About a year ago, Prospect published a series of views on where to consider investing given the world’s troubles. Diane Coyle, economist, wrote: “In the longer term, though, there’s only ever one sound investment: innovation. It’s the engine of growth, the source of real returns.” This struck me as a commonsense way to look at things for a private investor who can bear some risk.
But backing new ventures early to capture the gains possible when an innovative idea turns out to have major commercial potential—Google, for example—is among the riskiest ways to invest, simply because many ventures will disappoint for each one that soars. Even if you can accept that kind of risk profile, where do you look for a way to invest in innovative start-up companies?
One place is university research departments, which have attracted a lot more attention over the past few years. Coyle’s remark popped into my head again in mid-February. A small technology company called Oxford Nanopore said it would soon launch a device the size of a USB stick that could sequence a human genome in hours and cost less than $900, far cheaper than its nearest competitor. Among the names on the shareholder register as a “patient, long-term investor,” was Invesco Asset Management, whose head of investment is Neil Woodford, a favourite for thousands of British retail investors via the Invesco Perpetual Income, and High Income, funds.
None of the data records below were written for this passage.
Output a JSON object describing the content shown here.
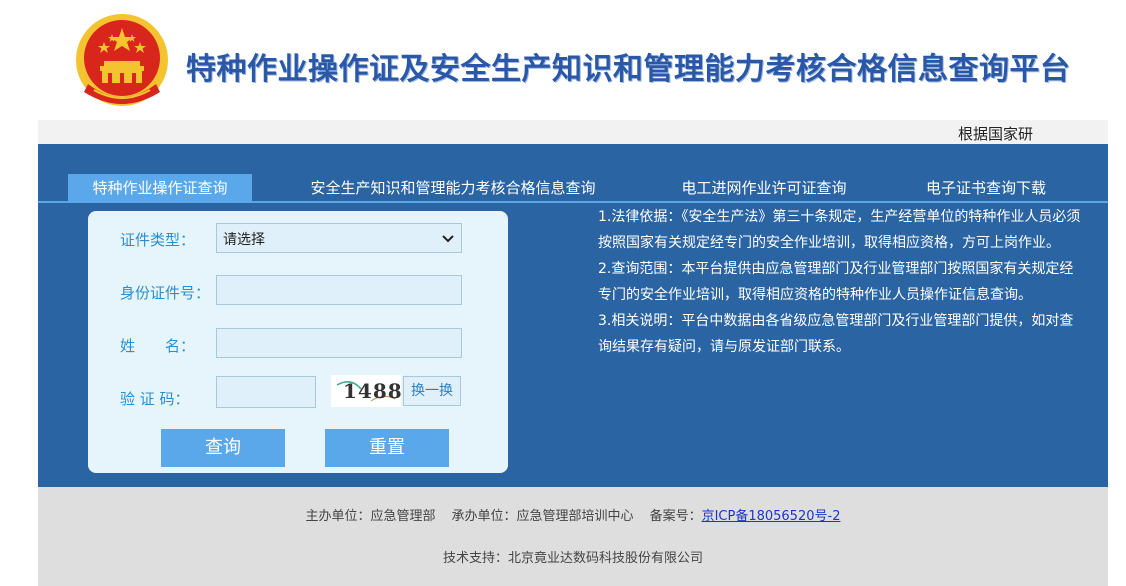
{
  "header": {
    "title": "特种作业操作证及安全生产知识和管理能力考核合格信息查询平台"
  },
  "marquee": {
    "text": "根据国家研"
  },
  "tabs": [
    {
      "label": "特种作业操作证查询",
      "active": true
    },
    {
      "label": "安全生产知识和管理能力考核合格信息查询",
      "active": false
    },
    {
      "label": "电工进网作业许可证查询",
      "active": false
    },
    {
      "label": "电子证书查询下载",
      "active": false
    }
  ],
  "form": {
    "cert_type_label": "证件类型：",
    "cert_type_value": "请选择",
    "id_number_label": "身份证件号：",
    "id_number_value": "",
    "name_label": "姓　　名：",
    "name_value": "",
    "captcha_label": "验 证 码：",
    "captcha_value": "",
    "captcha_image_text": "1488",
    "refresh_label": "换一换",
    "query_label": "查询",
    "reset_label": "重置"
  },
  "info": [
    "1.法律依据：《安全生产法》第三十条规定，生产经营单位的特种作业人员必须按照国家有关规定经专门的安全作业培训，取得相应资格，方可上岗作业。",
    "2.查询范围：本平台提供由应急管理部门及行业管理部门按照国家有关规定经专门的安全作业培训，取得相应资格的特种作业人员操作证信息查询。",
    "3.相关说明：平台中数据由各省级应急管理部门及行业管理部门提供，如对查询结果存有疑问，请与原发证部门联系。"
  ],
  "footer": {
    "host_label": "主办单位：应急管理部",
    "organizer_label": "承办单位：应急管理部培训中心",
    "icp_label": "备案号：",
    "icp_link": "京ICP备18056520号-2",
    "tech_support": "技术支持：北京竟业达数码科技股份有限公司"
  },
  "colors": {
    "primary_blue": "#2b64a3",
    "tab_active": "#5aa8ea",
    "title_blue": "#2a57a6",
    "label_blue": "#2a8fd2",
    "emblem_red": "#d8261c",
    "emblem_gold": "#f4c430"
  },
  "icons": [
    "national-emblem-icon",
    "chevron-down-icon"
  ]
}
Invesco is among a small number of big names that crop up frequently as backers of high-tech university spin-out companies. In December, it bought into a £25m share issue by Tissue Regenix, a Leeds University spin-out company specialising in regenerative medicine. But the scale of its interest in this area is made clear in its 45 per cent-plus shareholding in Imperial Innovations, the company set up to commercialise scientific research from universities including Imperial College, University College London, Oxford and Cambridge. Woodfood’s firm supported a share issue by Imperial Innovations just over a year ago that raised £140m to invest in high-tech businesses.
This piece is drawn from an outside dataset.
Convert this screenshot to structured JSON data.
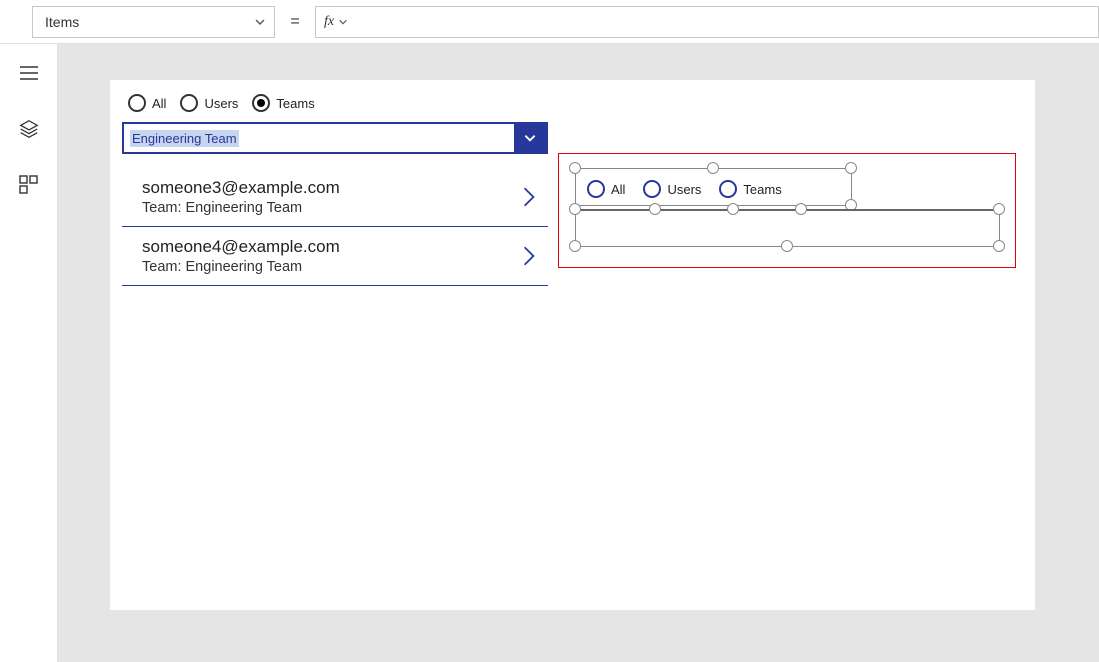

This increase in investment firepower is critical, as Susan Searle, CEO of Imperial Innovations, made clear when I interviewed her late last year. Searle is a veteran of British efforts in technology transfer and commercialisation, and argues that for a long time good business people would not work on turning university research into commercial propositions because there was too little money available to fund the long and risky development process.
After the Oxford Nanopore announcement, Woodford said: “On so many occasions the great technology being developed in our universities has not got funding. Then the technology—and its financial upside—has leaked abroad.”
That’s looking less of a threat nowadays. Since its fundraising, two companies created inside Imperial Innovations—Nexeon (advanced batteries) and Circassia (allergy vaccines)—have raised very large sums from Imperial Innovations alongside investors such as Invesco, Goldman Sachs, Lansdown Partners and Tudor. These two deals, worth £100m in all, show that an important ingredient that Searle identified is now available: a group of investors with pockets deep enough to fund high-tech companies for much longer, so products can be fully developed and markets built.
Doing that requires a lot of long-term cash and great research, of course. But it also demands access to a network of experienced business managers, tech-minded entrepreneurs and specialist advisers. Creating that kind of network takes years, but signs of its emergence bode well for Britain’s efforts to profit from the quality of innovation coming out of its universities.
Invesco invests in this area by buying large stakes directly in individual companies. But it also pursues a portfolio approach via its interest in Imperial Innovations. Private investors interested in this exciting but very high risk area should almost certainly concentrate on the second approach, which throws up several options.
The two most interesting are Imperial Innovations itself and IP Group, which has agreements to commercialise research from 12 British universities including Oxford and is a large shareholder in Oxford Nanopore, alongside Invesco. Imperial Innovations is listed on Aim and its shares cannot therefore be held in an Isa, although you can hold them in a self-invested personal pension. Shares in IP Group are eligible for inclusion in an Isa since they trade on the main market in London. These specialists are effectively the main gatekeepers to the sector for private investors. Therefore, one risk of buying shares in them is that they might lose access to the discoveries made in British universities once existing agreements end.
The optimist might conclude by suggesting that we have reached a turning point in Britain’s agonising, decades-long effort to profit from its outstanding record of scientific innovation, although one can’t help noting that optimism is not a very helpful quality for an investor. That said, long-term exposure to sources of innovation makes even more sense to me now than it did a year ago.